CSE researchers win Area Chair Award at ACL 2024
CSE PhD student Inderjeet Nair and Professor Lu Wang have been selected to receive the Area Chair Award at the 2024 Annual Meeting of the Association for Computational Linguistics (ACL) for their paper titled “MIDGARD: Self-Consistency Using Minimum Description Length for Structured Commonsense Reasoning.” Their research explores ways to improve structured reasoning in large language models (LLMs) through the generation of more accurate and consistent reasoning graphs.
The ACL Area Chair Award is given to one paper per track at the ACL conference, with winners selected by the Senior Area Chair for their relevance and innovation. Out of more than 4,000 submissions and nearly 2,000 accepted papers appearing at the conference this year, just 21 were selected for the award.
In their paper, Nair and Wang propose a novel method, called MIDGARD, that improves the performance of LLMs on structured reasoning tasks through the use of a minimum description length-based approach to reduce errors.
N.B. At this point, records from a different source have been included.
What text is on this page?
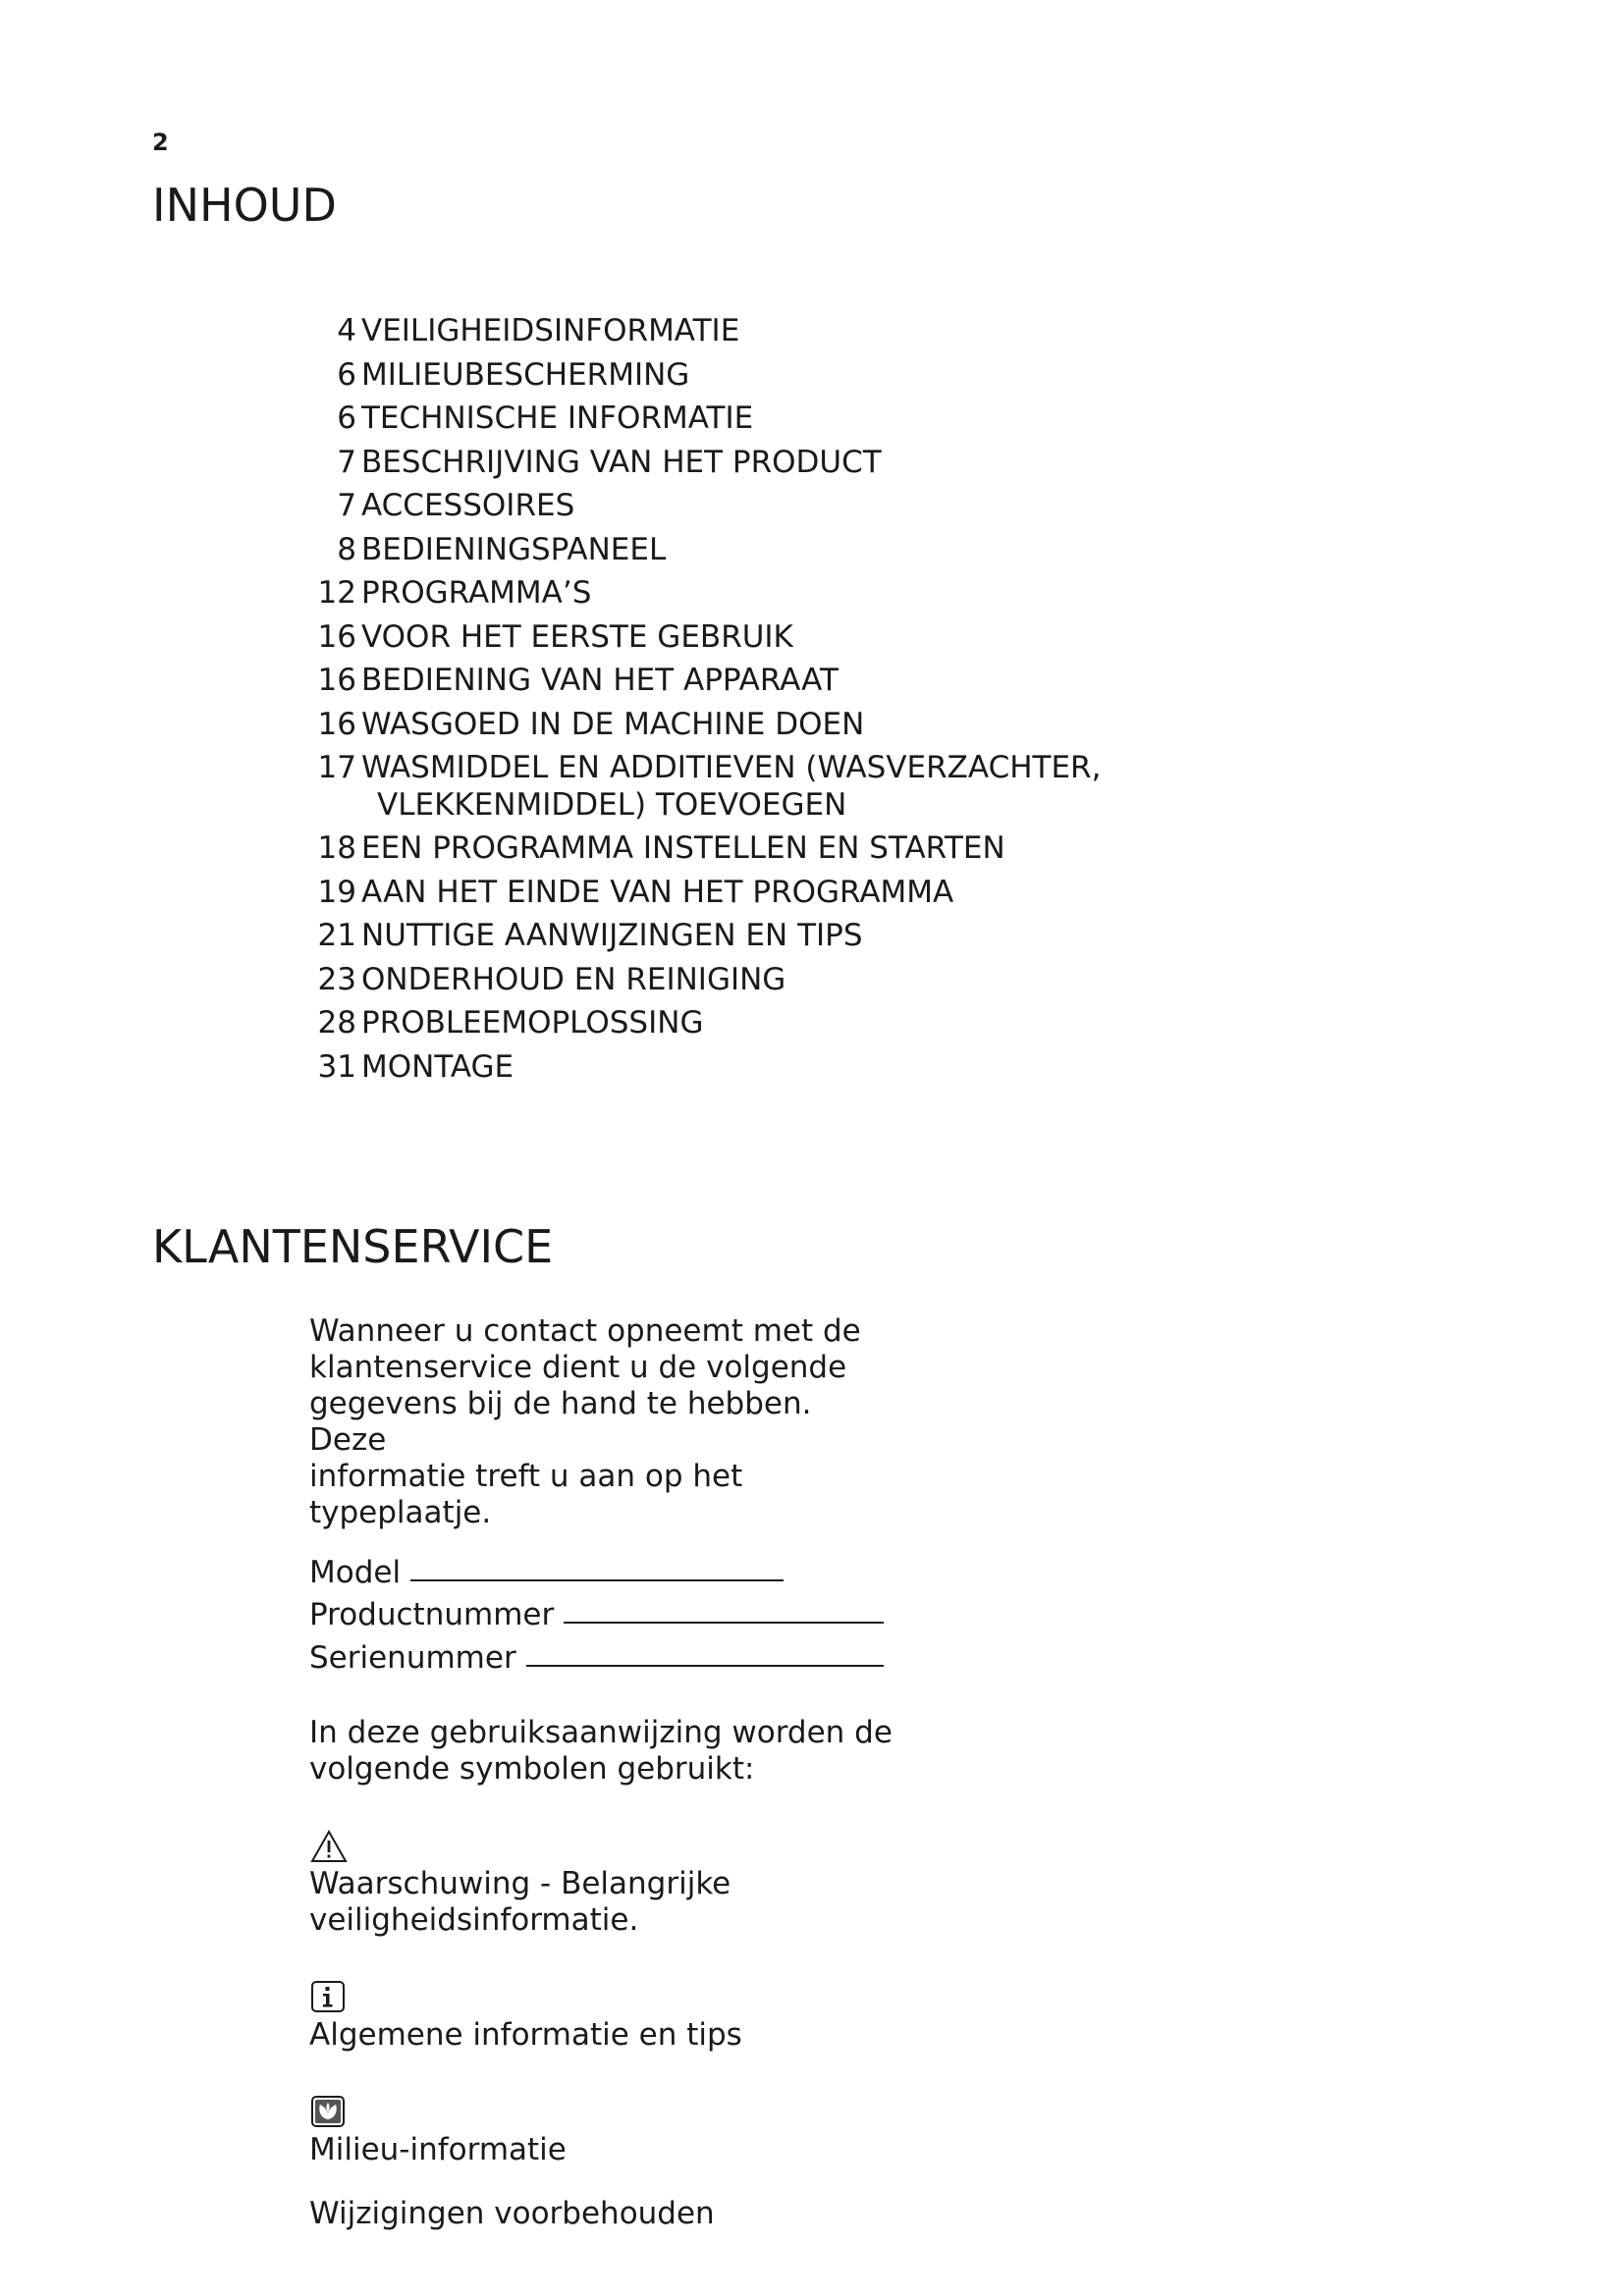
2
INHOUD
4 VEILIGHEIDSINFORMATIE
6 MILIEUBESCHERMING
6 TECHNISCHE INFORMATIE
7 BESCHRIJVING VAN HET PRODUCT
7 ACCESSOIRES
8 BEDIENINGSPANEEL
12 PROGRAMMA’S
16 VOOR HET EERSTE GEBRUIK
16 BEDIENING VAN HET APPARAAT
16 WASGOED IN DE MACHINE DOEN
17 WASMIDDEL EN ADDITIEVEN (WASVERZACHTER,
VLEKKENMIDDEL) TOEVOEGEN
18 EEN PROGRAMMA INSTELLEN EN STARTEN
19 AAN HET EINDE VAN HET PROGRAMMA
21 NUTTIGE AANWIJZINGEN EN TIPS
23 ONDERHOUD EN REINIGING
28 PROBLEEMOPLOSSING
31 MONTAGE
KLANTENSERVICE

Wanneer u contact opneemt met de

klantenservice dient u de volgende

gegevens bij de hand te hebben. Deze

informatie treft u aan op het

typeplaatje.

Model
Productnummer
Serienummer

In deze gebruiksaanwijzing worden de

volgende symbolen gebruikt:

Waarschuwing - Belangrijke

veiligheidsinformatie.

Algemene informatie en tips

Milieu-informatie

Wijzigingen voorbehouden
Whereas LLMs consistently perform well on traditional commonsense reasoning, such as reading comprehension or answering questions, they struggle with structured commonsense tasks, which require generating structured output, such as a graph, from natural language. Discrepancy in graph style and error propagation are trenchant challenges LLMs demonstrate in such tasks.
Nair and Wang’s solution, MIDGARD, addresses both of these issues by using a minimum description length-based approach to aggregate multiple graph samples generated by the LLMs. Using this method, MIDGARD effectively identifies and maintains consistent properties across various samples while discarding those that are likely erroneous. This not only mitigates the impact of error propagation but also ensures the inclusion of nodes and edges that may have been omitted due to single-pass decoding limitations.
The ability to generate accurate and reliable reasoning graphs is a significant step forward for LLM development, enhancing their trustworthiness and usefulness in a variety of applications.